Display image from an array based on a variable

Question

Depending on the user's country, I want to load the flag image for the country thats stored in an array. Currently I only know the switch method, like so:

$countryFlags = array("afghanistan.png", "albania.png", "algeria.png", "andorra.png" ... );

// gets the user country from DB
$userCountry = $country['Country'];

switch($userCountry) {
    case "Australia":
        echo /* the image name from countryFlags array */ ; break;
    case "America":
        echo /* the image name from countryFlags array */ ; break;
    default:
        echo("Unknown");
}

.. but it'll take a while to write the conditions and I believe there must be a better way to do it?

Answer 1

Create an array with the country code as key, and the image URL as value:

$countryFlags = array();
$countryFlags['za'] = images/za.png;
$countryFlags['us'] = images/us.png;
// etc...

echo $countryFlags[$userCountryCode];

Answer 2

Assuming you have control over the naming why not simply:

$userCountry = $country['Country'];

echo strtolower($userCountry) . ".png";

Giving it "America" in the commandline would provide america.png return.

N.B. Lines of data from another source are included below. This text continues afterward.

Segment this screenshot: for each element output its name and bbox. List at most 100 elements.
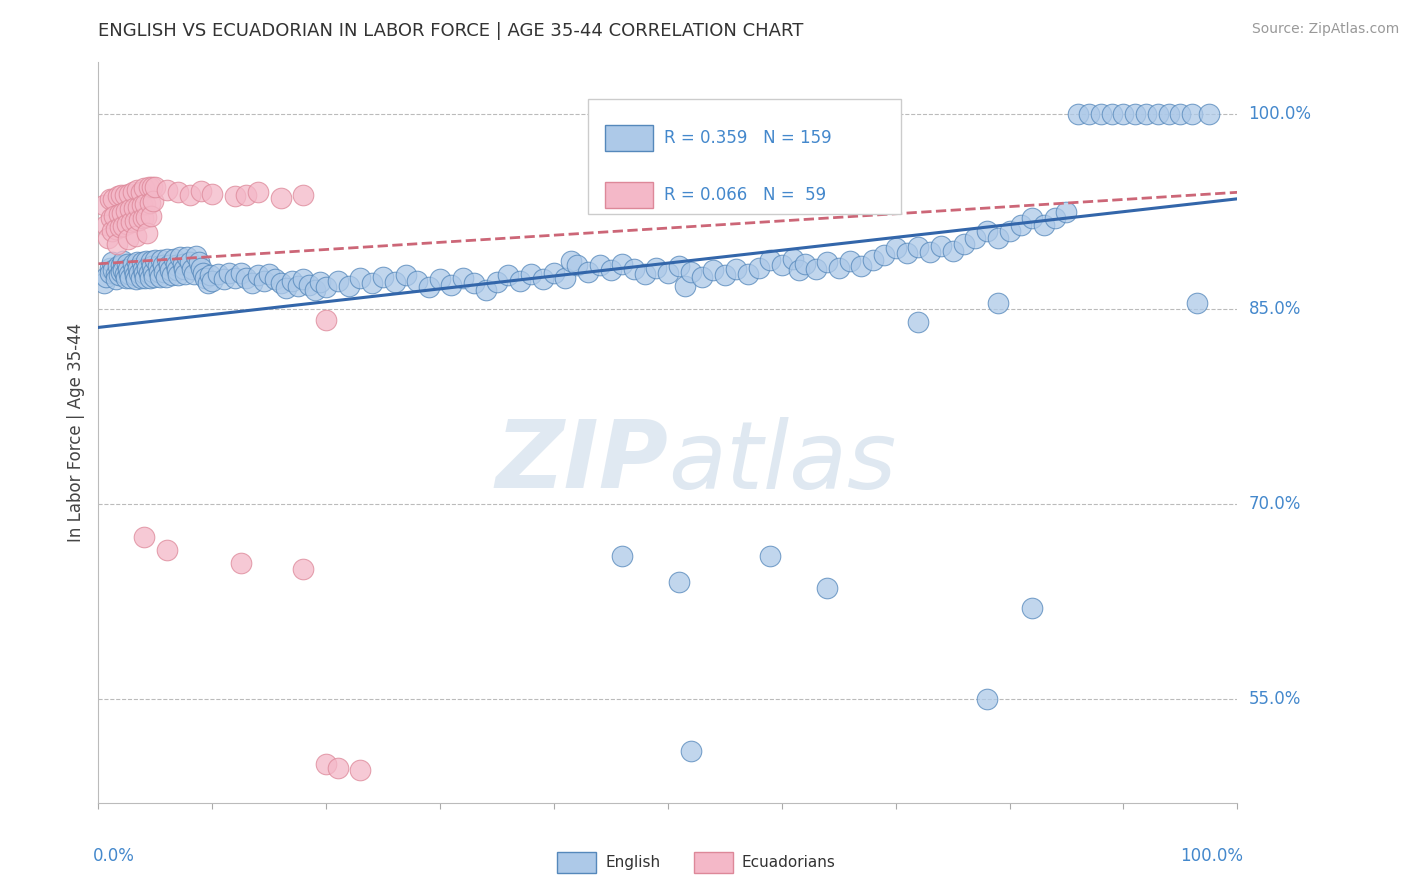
Point (1170, 107, 1192, 121)
Point (907, 240, 929, 254)
Point (281, 274, 304, 288)
Point (588, 258, 610, 272)
Point (246, 186, 269, 200)
Point (121, 257, 143, 271)
Point (162, 252, 184, 266)
Point (304, 283, 326, 297)
Point (645, 260, 668, 275)
Point (135, 254, 157, 268)
Point (114, 188, 136, 202)
Point (349, 764, 371, 778)
Point (96, 269, 118, 284)
Point (165, 258, 187, 272)
Text: 55.0%: 55.0% (1249, 690, 1301, 708)
Text: 0.0%: 0.0% (93, 847, 135, 865)
Text: ENGLISH VS ECUADORIAN IN LABOR FORCE | AGE 35-44 CORRELATION CHART: ENGLISH VS ECUADORIAN IN LABOR FORCE | A… (98, 22, 804, 40)
Point (509, 274, 531, 288)
Point (132, 211, 155, 226)
Point (93, 277, 115, 291)
Point (520, 267, 543, 281)
Point (139, 254, 162, 268)
Point (804, 262, 827, 277)
Point (1067, 107, 1090, 121)
Point (138, 266, 160, 280)
Point (224, 271, 246, 285)
Point (702, 263, 724, 277)
Point (118, 186, 141, 201)
Point (264, 272, 287, 286)
Point (139, 209, 162, 223)
Point (122, 201, 145, 215)
Text: Source: ZipAtlas.com: Source: ZipAtlas.com (1251, 22, 1399, 37)
Point (138, 195, 160, 210)
Point (395, 268, 418, 283)
Point (136, 260, 159, 275)
Point (1146, 107, 1168, 121)
Point (229, 556, 252, 570)
Point (690, 269, 713, 284)
Point (292, 188, 315, 202)
Point (114, 203, 136, 218)
Point (169, 250, 191, 264)
Point (976, 692, 998, 706)
Point (246, 268, 269, 283)
Point (360, 277, 382, 291)
Point (207, 267, 229, 281)
Point (131, 198, 153, 212)
Point (104, 272, 127, 286)
Text: R = 0.066   N =  59: R = 0.066 N = 59 (665, 186, 827, 204)
Point (873, 248, 896, 262)
Point (1021, 601, 1043, 615)
Point (298, 277, 321, 292)
Point (326, 274, 349, 288)
Point (107, 260, 129, 274)
Text: 100.0%: 100.0% (1249, 105, 1312, 123)
Point (554, 271, 576, 285)
Point (108, 268, 131, 283)
Point (138, 180, 160, 194)
FancyBboxPatch shape (605, 182, 652, 208)
Point (142, 264, 165, 278)
Text: atlas: atlas (668, 417, 896, 508)
Point (174, 267, 197, 281)
Point (309, 275, 332, 289)
Point (110, 188, 132, 202)
Point (190, 184, 212, 198)
Point (96, 218, 118, 232)
Point (679, 744, 702, 758)
Point (103, 209, 125, 223)
Point (748, 260, 770, 275)
Point (101, 255, 124, 269)
Point (418, 280, 440, 294)
Point (186, 249, 208, 263)
Point (135, 210, 157, 224)
Point (136, 226, 159, 240)
Point (668, 574, 690, 589)
Point (235, 271, 257, 285)
Point (406, 274, 429, 288)
Point (725, 262, 748, 277)
Point (138, 271, 160, 285)
Point (127, 183, 149, 197)
Point (531, 272, 554, 286)
Point (918, 245, 941, 260)
Point (1021, 211, 1043, 226)
Point (157, 258, 180, 272)
Text: 85.0%: 85.0% (1249, 301, 1301, 318)
Point (884, 241, 907, 255)
Point (122, 263, 145, 277)
Text: English: English (605, 855, 661, 871)
Point (451, 271, 474, 285)
Point (224, 189, 246, 203)
Text: ZIP: ZIP (495, 417, 668, 508)
Point (124, 268, 146, 283)
Point (120, 215, 142, 229)
Point (543, 266, 565, 280)
Point (1135, 107, 1157, 121)
Point (132, 266, 155, 280)
Point (120, 271, 142, 285)
Point (141, 260, 163, 274)
Point (1187, 295, 1209, 310)
Point (142, 194, 165, 209)
Point (815, 255, 838, 269)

If you can't do that construct your array as follows:

$countryFlags = array(
  "America" => "america.png",
  "Afganistan" => "afganistan.png",
  ...etc...
);

echo $countryFlags[$userCountry];

EDIT::

A mix & match of the above two

//Define list of countries that aren't a direct translation
$countryFlags = array(
  "Canada" => "cdn_flag.png",
  "Mexico" => "mexico.jpg",
);

if ( !in_array($userCountry,$countryFlags) ) {
  echo strtolower($userCountry) . ".png";
} else {
   echo $countryFlags[$userCountry];
}